The Commission’s new directive sets out a number of proposals to drive forward a transition from a linear to a “circular economy”, where waste is managed in such a way that it becomes a resource - a move the ICE called for in its State of the Nation: Waste report in 2011, and reiterated in its State of the Nation: Infrastructure 2014 scorecard launched in June, which graded the UK’s waste infrastructure C+ or “requires attention”.
One of the Commission’s main proposals is to encourage more recycling in EU member states through setting higher targets.
The plans asks member states to recycle 70% of municipal waste and 80% of packaging waste by 2030, and outlines a ban on burying recyclable waste in landfill as of 2025.
A target is also included for reducing marine litter, along with food waste reduction objectives.
The Commission argues that achieving the new waste targets would create 580,000 jobs, while making Europe more competitive and reducing demand for costly, scarce resources.
The ICE said the Commission’s announcement brought the need for a circular economy to the centre of political debate, but stressed that the target was ambitious for the UK and would require a different approach.
ICE waste and resource management expert panel chair Nigel Mattravers said: “The European Commission’s new recycling targets rightly bring the need to develop a ‘circular economy’ to the fore, and will encourage EU member states to seek the optimum value from waste.

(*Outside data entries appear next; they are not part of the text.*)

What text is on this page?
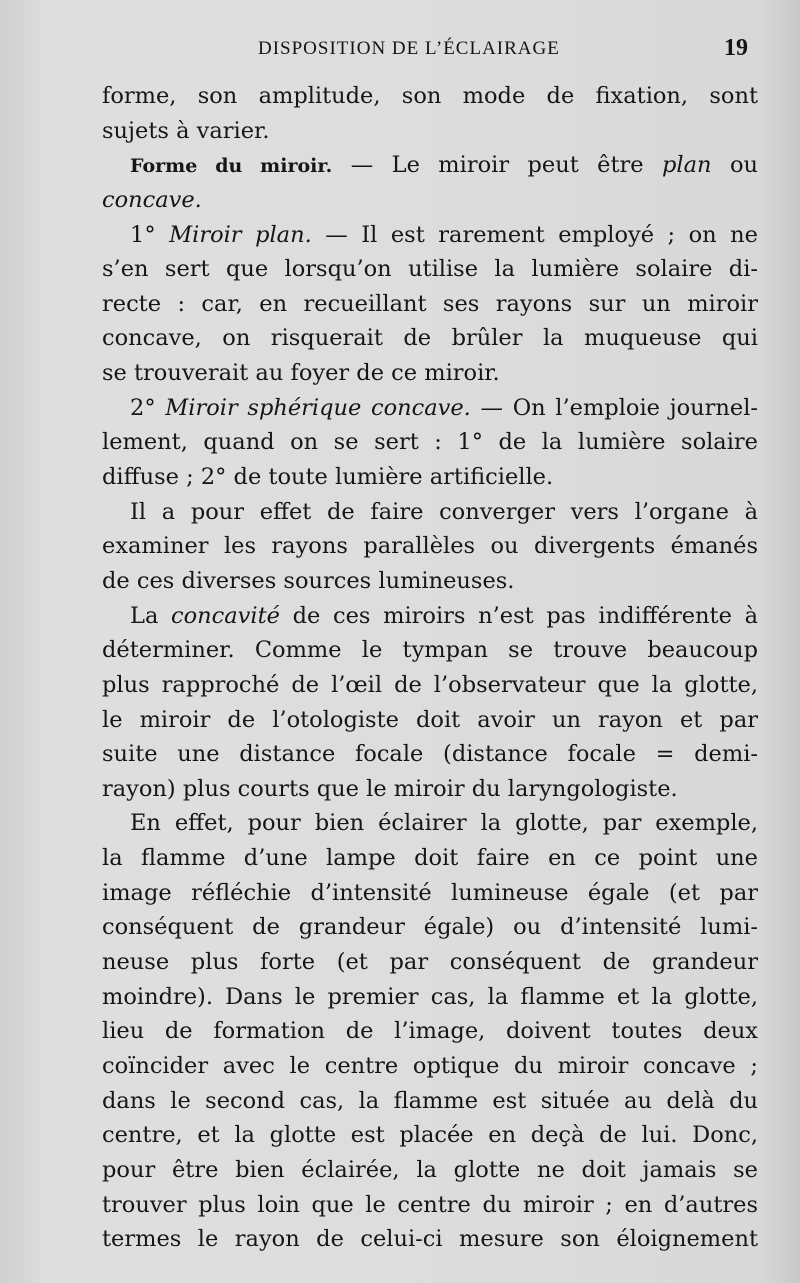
DISPOSITION DE L’ÉCLAIRAGE	19
forme, son amplitude, son mode de fixation, sont
sujets à varier.
Forme du miroir. — Le miroir peut être plan ou
concave.
1° Miroir plan. — Il est rarement employé ; on ne
s’en sert que lorsqu’on utilise la lumière solaire di-
recte : car, en recueillant ses rayons sur un miroir
concave, on risquerait de brûler la muqueuse qui
se trouverait au foyer de ce miroir.
2° Miroir sphérique concave. — On l’emploie journel-
lement, quand on se sert : 1° de la lumière solaire
diffuse ; 2° de toute lumière artificielle.
Il a pour effet de faire converger vers l’organe à
examiner les rayons parallèles ou divergents émanés
de ces diverses sources lumineuses.
La concavité de ces miroirs n’est pas indifférente à
déterminer. Comme le tympan se trouve beaucoup
plus rapproché de l’œil de l’observateur que la glotte,
le miroir de l’otologiste doit avoir un rayon et par
suite une distance focale (distance focale = demi-
rayon) plus courts que le miroir du laryngologiste.
En effet, pour bien éclairer la glotte, par exemple,
la flamme d’une lampe doit faire en ce point une
image réfléchie d’intensité lumineuse égale (et par
conséquent de grandeur égale) ou d’intensité lumi-
neuse plus forte (et par conséquent de grandeur
moindre). Dans le premier cas, la flamme et la glotte,
lieu de formation de l’image, doivent toutes deux
coïncider avec le centre optique du miroir concave ;
dans le second cas, la flamme est située au delà du
centre, et la glotte est placée en deçà de lui. Donc,
pour être bien éclairée, la glotte ne doit jamais se
trouver plus loin que le centre du miroir ; en d’autres
termes le rayon de celui-ci mesure son éloignement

“The new 70% target is, however, extremely ambitious for the UK, given the momentum behind the current 2020 goal of 50% recycling has flatlined, and meeting it will require strategic leadership and coordination.”
He added that this could be achieved through the creation of an “Office for Resource Management” sitting within government.
“This would ensure the circular economy principle is fully understood and entrenched right across government,” he said.
The ICE’s State of the Nation: Infrastructure 2014 scorecard said the Office for Resource Management could sit within the Department for Business, Innovation and Skills and provide coordination, policy development,modelling and research.
It would also be responsible for liaison with devolved administrations in the pursuit of UK- wide targets or EU regulations.